Does anyone else use the Voyager as a brake controller? I am having problems setting the controller in my TV. I can't get it "dialed-in" correctly. Friday nite in bumper 2 bumper traffic the brakes started to squeal! Pulled over in a parking lot and checked out everything. Tried backing-up to release brakes. Eventually disconnected power to TT and drove in circles around lot to clear out brake-dust. IT WORKED! Headed north again for the rest of the trip. I had to turn the TT brakes down until I was out of traffic.
Everytime I think I have it set right, I find out my brakes are dragging. Or, I have it set too low and I'm not getting enough power sent to the brakes. I might just switch to a Prodigy unit, but I think this unit is decent. I've never had a problem in the past (towing dump trailer).
Anyone's input/insight would be appreciated.


----------



## Nathan (Jan 2, 2007)

What model? Is it a time delay, or an mechanical inertia (pendulum type) or a solid state (accelerometer based)?


----------



## gzaleski (Aug 29, 2009)

It's activated by inertia. Here's a link to a manual, maybe it will help.

glen...


----------



## Nathan (Jan 2, 2007)

There are 3 issues with those.

1. Operator doesn't set the angle correctly.

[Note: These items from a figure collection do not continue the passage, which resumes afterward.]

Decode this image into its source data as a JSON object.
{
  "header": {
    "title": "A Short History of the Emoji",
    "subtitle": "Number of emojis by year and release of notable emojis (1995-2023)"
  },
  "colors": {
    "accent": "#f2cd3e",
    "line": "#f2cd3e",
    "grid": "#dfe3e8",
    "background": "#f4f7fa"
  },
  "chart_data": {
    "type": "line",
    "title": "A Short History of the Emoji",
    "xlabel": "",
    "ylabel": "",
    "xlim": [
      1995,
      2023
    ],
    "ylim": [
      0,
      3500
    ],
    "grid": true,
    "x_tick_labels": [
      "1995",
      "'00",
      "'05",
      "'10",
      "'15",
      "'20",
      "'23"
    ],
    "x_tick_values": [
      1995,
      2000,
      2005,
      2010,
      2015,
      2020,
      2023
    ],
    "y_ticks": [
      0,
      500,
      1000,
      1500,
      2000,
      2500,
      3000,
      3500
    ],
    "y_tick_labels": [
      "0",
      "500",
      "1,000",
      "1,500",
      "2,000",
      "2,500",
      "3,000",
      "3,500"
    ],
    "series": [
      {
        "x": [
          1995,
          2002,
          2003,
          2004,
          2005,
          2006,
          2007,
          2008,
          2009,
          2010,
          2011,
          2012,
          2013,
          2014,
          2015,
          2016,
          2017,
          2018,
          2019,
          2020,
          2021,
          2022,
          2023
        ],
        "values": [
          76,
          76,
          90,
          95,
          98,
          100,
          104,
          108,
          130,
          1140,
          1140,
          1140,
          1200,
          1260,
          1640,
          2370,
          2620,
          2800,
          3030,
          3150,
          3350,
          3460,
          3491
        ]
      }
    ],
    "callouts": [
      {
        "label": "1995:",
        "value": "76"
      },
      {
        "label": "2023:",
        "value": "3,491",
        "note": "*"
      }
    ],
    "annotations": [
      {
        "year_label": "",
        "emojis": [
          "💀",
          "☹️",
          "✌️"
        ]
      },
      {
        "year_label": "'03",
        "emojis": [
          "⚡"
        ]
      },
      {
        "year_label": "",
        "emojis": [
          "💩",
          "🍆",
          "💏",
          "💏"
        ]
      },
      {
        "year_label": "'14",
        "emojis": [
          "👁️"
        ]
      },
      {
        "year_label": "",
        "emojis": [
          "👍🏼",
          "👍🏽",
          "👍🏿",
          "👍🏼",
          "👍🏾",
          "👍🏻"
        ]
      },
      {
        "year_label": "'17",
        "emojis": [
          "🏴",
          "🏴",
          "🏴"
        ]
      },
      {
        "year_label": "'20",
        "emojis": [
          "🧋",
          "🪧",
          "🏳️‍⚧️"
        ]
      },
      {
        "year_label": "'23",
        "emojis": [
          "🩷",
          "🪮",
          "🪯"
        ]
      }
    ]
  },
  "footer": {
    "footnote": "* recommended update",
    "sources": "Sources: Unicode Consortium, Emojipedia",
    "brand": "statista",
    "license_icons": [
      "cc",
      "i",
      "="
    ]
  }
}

2. Driver is driving up or down steep hill.

3. Road is pretty bumpy and the TV brakes are likely applied causing the BC to think you are stopping faster due to the pendulum swining due to the bumps...


----------



## outback loft (Sep 22, 2008)

The Voyager is an inertia activated controller. I had similar issues when I was using it. In stop and go traffic the brakes would grab hard and sometimes lock up, so I would lower the gain. When I would do this, then there was almost no feeling from the trailer brakes when slowing from high speeds.

I switched to the Prodigy P3 and it is a night and day difference.


----------



## Joonbee (Jan 18, 2008)

outback loft said:


> The Voyager is an inertia activated controller. I had similar issues when I was using it. In stop and go traffic the brakes would grab hard and sometimes lock up, so I would lower the gain. When I would do this, then there was almost no feeling from the trailer brakes when slowing from high speeds.
> 
> I switched to the Prodigy P3 and it is a night and day difference.


Ditto. Hted the Voyager. It is in the bottom drawer of my tools box, where it has been sent to rot. The Prodigy or P3, which is wht I switched to also, IS night and day. Haven't changed the setting on mine in 2 years. You will wonder why you waited so long to upgrade.

Jim


----------



## dhdb (Dec 14, 2009)

I just ordered a new P3 today. I thought I may have been setting it wrong so I wanted some opinions. The opinions I got were "change it". This is why I like this site so much! I would have been fooling around forever with a piece of equipment that never will respond/operate smoothly. Thanks everyone!


----------



## spepi (Apr 12, 2010)

Let me know if you need help...Im around Saturday...if you have it by then.


----------